Tavolo Verde, Cia: necessario impegno corale per supportare le aziende - Agrimpresaonline Webzine

Tavolo Verde, Cia: necessario impegno corale per supportare le aziende

Maggio 2017

RAVENNA – Le Organizzazioni agricole riunite nel Tavolo Verde hanno affrontato recentemente due questioni che in questo momento hanno un peso rilevante: la richiesta al Consorzio della bonifica della Romagna di sospendere la riscossione del pagamento dei contributi irrigui e lo studio di interventi di supporto per quegli agricoltori particolarmente in difficoltà anche in seguito al maltempo di Pasqua e del dopo Pasqua.

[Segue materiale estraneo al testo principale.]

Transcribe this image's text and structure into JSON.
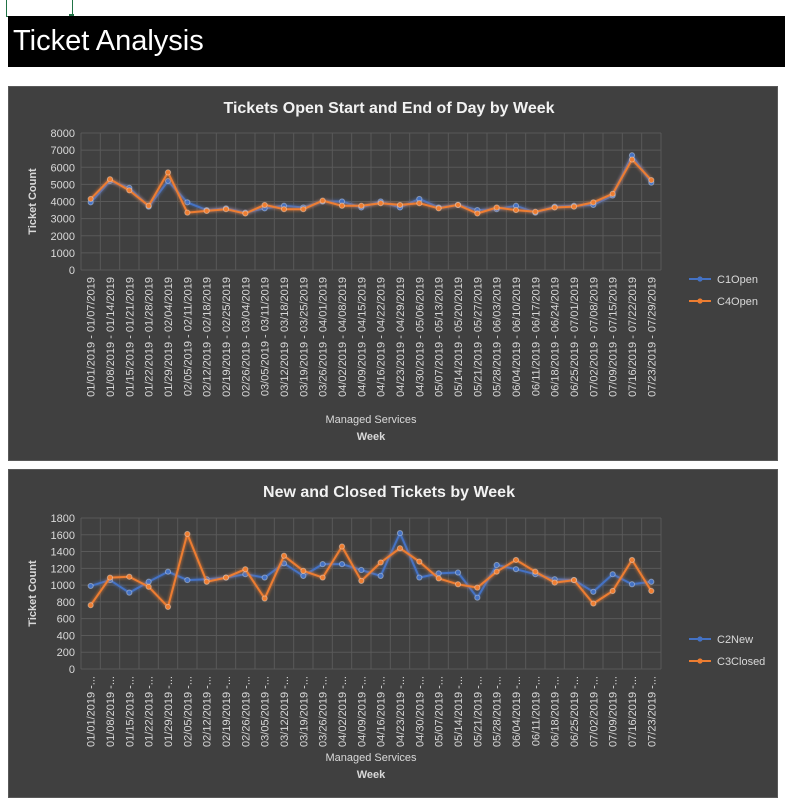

  • Consorzio di Bonifica della Romagna

In base a un nuovo sistema di calcolo i contributi di irrigazione per le aziende agricole sono lievitati fino a dieci volte: il Tavolo Verde ha chiesto al Consorzio di Bonifica della Romagna la sospensione della riscossione e l’adozione di un sistema progressivo di aumenti per contenere ulteriori difficoltà delle aziende.
Le Organizzazioni aderenti al Tavolo Verde di Ravenna, già nel corso del 2016, avevano più volte richiesto al Consorzio di bonifica della Romagna di monitorare gli effetti sulle aziende del nuovo sistema di calcolo delle tariffe irrigue e di calmierare le situazioni con aumenti sproporzionati rispetto agli anni precedenti.
Stando così le cose il Tavolo Verde ha avanzato la richiesta al Consorzio di Bonifica della Romagna di sospendere la riscossione di tutte le cartelle con incrementi sproporzionati sul settore irrigazione con scadenza 30 maggio; di adottare, confrontandosi con le organizzazioni agricole, un sistema progressivo di aumenti come viene realizzato in tutti i Consorzi di bonifica limitrofi.

  • Calamità

Il Tavolo Verde ha trattato anche il tema delle calamità. La questione è stata posta dalla Cia, con l’obiettivo di capire se sia possibile concretizzare interventi di supporto rivolti a quegli agricoltori che soffrono maggiori difficoltà in seguito all’ondata di maltempo che a Pasqua, e nei giorni seguenti, ha portato grandine, forti raffiche di vento e brinate.
Sui prodotti assicurabili non sono possibili di fatto altri interventi.
Molti nostri associati sono sì assicurati, ma il danno non è mai coperto per intero, anche se le polizze agricole sono a tutti gli effetti l’unico strumento concreto che gli agricoltori possono utilizzare per tutelare almeno in parte le produzioni. È noto, però, che il sistema italiano presenta gravi ritardi nell’erogazione dei contributi statali previsti, incertezze normative e ostacoli burocratici.
Questi sono alcuni elementi che disincentivano le domande e il settore agricolo resta in balia delle avversità atmosferiche e degli eventi calamitosi.
I recenti danni vanno ad incidere di circa il 20 per cento sulla Plv delle aziende: per talune può non essere significativo, ma per altre, che si trovano in situazioni di equilibrio già precarie, può fare la differenza ulteriormente in negativo. Le valutazioni sulla fattibilità, ancora in corso e in fase di approfondimento, portano a pensare che si potrebbero attivare, ad esempio, interventi di supporto alle aziende anche con Agrifidi.